You can also inspect the loaded version of the table with the following method:

In [3]: model_input_table.get_loaded_version()
Out [3]: 1

Using Delta tables with Spark

You can also use PySpark to interact with Delta tables in your Kedro project. To set up Delta tables with Spark, consult the documentation on the integration of Spark with Kedro.

We recommend the following workflow, which makes use of the transcoding feature in Kedro:

  • To create a Delta table, use a spark.SparkDataset with file_format="delta". You can also use this type of dataset to read from a Delta table or overwrite it.

  • To perform Delta table deletes, updates, and merges, load the data using a DeltaTableDataset and perform the write operations within the node function.

As a result, we end up with a catalog that looks like this:

temperature:
  type: spark.SparkDataset
  filepath: data/01_raw/data.csv
  file_format: "csv"
  load_args:
    header: True
    inferSchema: True
  save_args:
    sep: '|'
    header: True

weather@spark:
  type: spark.SparkDataset
  filepath: s3a://my_bucket/03_primary/weather
  file_format: "delta"
  save_args:
    mode: "overwrite"
    versionAsOf: 0

weather@delta:
  type: spark.DeltaTableDataset
  filepath: s3a://my_bucket/03_primary/weather

Note

The DeltaTableDataset does not support save() operation. Instead, pick the operation you want to perform (DeltaTable.update(), DeltaTable.delete(), DeltaTable.merge()) and write it in your node code instead.

Note

If you have defined an implementation for the Kedro before_dataset_saved/after_dataset_saved hook, the hook will not be triggered. This is because the save operation happens within the node itself, via the DeltaTable API.

pipeline(
    [
        node(
            func=process_barometer_data, inputs="temperature", outputs="weather@spark"
        ),
        node(
            func=update_meterological_state,
            inputs="weather@delta",
            outputs="first_operation_complete",
        ),
        node(
            func=estimate_weather_trend,
            inputs=["first_operation_complete", "weather@delta"],
            outputs="second_operation_complete",
        ),
    ]
)

first_operation_complete is a MemoryDataset and it signals that any Delta operations which occur “outside” the Kedro DAG are complete.

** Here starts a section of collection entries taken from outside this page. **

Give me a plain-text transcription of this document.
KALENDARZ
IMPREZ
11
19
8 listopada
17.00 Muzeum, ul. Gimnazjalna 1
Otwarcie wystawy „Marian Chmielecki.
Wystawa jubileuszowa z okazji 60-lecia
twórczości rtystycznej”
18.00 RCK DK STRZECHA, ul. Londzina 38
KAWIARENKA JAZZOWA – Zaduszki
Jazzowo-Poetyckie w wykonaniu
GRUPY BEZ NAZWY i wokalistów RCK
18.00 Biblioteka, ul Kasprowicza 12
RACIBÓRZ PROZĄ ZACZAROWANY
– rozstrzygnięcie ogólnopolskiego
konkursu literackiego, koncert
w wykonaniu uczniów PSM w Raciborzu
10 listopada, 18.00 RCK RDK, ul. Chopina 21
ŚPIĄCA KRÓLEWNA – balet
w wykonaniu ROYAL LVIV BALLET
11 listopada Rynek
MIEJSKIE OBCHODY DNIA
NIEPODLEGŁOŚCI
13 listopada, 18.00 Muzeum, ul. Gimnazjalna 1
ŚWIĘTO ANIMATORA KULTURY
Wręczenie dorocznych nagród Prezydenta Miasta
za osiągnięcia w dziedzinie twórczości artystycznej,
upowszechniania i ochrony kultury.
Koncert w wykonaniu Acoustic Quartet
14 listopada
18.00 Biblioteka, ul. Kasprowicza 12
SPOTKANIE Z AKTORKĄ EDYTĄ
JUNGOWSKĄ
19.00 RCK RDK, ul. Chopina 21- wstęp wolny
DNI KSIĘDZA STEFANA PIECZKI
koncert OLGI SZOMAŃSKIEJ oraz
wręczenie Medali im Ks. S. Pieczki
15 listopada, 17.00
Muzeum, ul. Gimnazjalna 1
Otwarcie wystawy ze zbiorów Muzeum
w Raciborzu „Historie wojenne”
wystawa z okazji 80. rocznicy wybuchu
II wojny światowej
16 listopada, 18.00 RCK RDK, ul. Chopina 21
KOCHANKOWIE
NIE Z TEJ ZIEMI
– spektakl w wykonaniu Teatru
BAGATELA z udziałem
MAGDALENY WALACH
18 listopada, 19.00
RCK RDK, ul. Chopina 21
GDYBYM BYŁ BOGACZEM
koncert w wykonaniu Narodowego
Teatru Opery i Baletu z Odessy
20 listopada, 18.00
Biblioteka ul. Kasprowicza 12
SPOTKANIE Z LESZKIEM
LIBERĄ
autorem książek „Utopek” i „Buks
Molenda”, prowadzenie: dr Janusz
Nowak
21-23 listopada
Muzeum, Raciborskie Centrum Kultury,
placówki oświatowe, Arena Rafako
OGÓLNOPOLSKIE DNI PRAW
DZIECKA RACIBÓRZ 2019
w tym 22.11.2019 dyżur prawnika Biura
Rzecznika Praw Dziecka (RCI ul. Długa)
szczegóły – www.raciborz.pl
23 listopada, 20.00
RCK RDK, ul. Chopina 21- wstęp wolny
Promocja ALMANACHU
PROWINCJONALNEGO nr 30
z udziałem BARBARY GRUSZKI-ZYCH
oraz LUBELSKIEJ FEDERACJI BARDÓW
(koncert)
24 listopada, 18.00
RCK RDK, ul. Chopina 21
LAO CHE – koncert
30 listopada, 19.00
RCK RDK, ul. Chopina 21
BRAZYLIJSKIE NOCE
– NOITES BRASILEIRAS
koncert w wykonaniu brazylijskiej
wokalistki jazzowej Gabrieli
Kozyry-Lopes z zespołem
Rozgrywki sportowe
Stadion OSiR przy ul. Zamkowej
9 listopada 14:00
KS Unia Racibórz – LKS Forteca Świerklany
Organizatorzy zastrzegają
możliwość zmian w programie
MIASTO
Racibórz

This can be used as input to a downstream node, to preserve the shape of the DAG. Otherwise, if no downstream nodes need to run after this, the node can simply not return anything:

pipeline(
    [
        node(func=..., inputs="temperature", outputs="weather@spark"),
        node(func=..., inputs="weather@delta", outputs=None),
    ]
)

The following diagram is the visual representation of the workflow explained above:

Spark and Delta Lake workflow

Note

This pattern of creating “dummy” datasets to preserve the data flow also applies to other “out of DAG” execution operations such as SQL operations within a node.